Peggy Rampersad, 89, Fredericksburg, Virginia
Peggy Rampersad died on January 20, 2022, a week after her 89th birthday. Her family says the matriarch, who was fully vaccinated but had years earlier developed kidney disease and had congestive heart failure, caught COVID-19 from her caregiver.
Born and raised in the small Virginia town of Fredericksburg, Peggy reinvented herself several times throughout her life, her daughter Gita Rampersad recalls.

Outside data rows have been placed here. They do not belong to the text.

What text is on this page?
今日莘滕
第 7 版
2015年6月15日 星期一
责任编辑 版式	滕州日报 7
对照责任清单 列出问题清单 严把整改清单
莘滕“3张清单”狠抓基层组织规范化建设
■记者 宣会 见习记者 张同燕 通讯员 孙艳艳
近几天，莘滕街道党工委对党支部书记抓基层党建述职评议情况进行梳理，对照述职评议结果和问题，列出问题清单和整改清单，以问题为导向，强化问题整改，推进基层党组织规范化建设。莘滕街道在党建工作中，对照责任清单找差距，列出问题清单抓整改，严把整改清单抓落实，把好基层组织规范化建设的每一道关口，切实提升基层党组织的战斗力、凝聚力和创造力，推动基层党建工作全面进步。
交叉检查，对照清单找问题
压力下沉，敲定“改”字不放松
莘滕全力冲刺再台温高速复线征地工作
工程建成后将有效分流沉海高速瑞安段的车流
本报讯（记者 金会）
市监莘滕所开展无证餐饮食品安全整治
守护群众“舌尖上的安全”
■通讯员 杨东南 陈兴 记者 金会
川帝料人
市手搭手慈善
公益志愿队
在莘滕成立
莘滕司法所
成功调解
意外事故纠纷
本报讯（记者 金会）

At age 20, despite losing her own mother, Peggy followed her dream to study art at the renowned Art Institute of Chicago. Once in the big city, she met the love of her life, whom she was married to for 40 years. She later went from a promising artist to an accomplished intellectual, receiving a PhD from the University of Chicago.
“She was the type of person who believed in reinvention,” Gita, who is an only child, told Al Jazeera. “I saw my mother reinvent herself on multiple occasions throughout my lifetime.”
Over the past 25 years, Gita says she became “best friends” with her mother. The two spoke every day and travelled together often. “We enjoyed each other’s company,” she says.
She describes her mother as being “confident, opinionated but fair”, as well as “kind, graceful and sophisticated”.
“She was a remarkable woman,” Gita says.
Viola Faria, 76, Brooklyn, New York
Viola Faria died on December 29, 2021, in St Louis, Missouri, at age 76.
Born in Brooklyn, New York, she worked for an oil company before starting her own home cleaning business. But at age 40, she quit her job to become the full-time caregiver for her then-five-year-old daughter, Christina, who has cerebral palsy.
“She was my full-time mom. She did all the things regular moms do, and in many ways, I had an idyllic childhood,” Christina, now 36, told Al Jazeera. “But along with that she also did my therapies every day, my breathing treatments, and basically [was] my arms and legs.”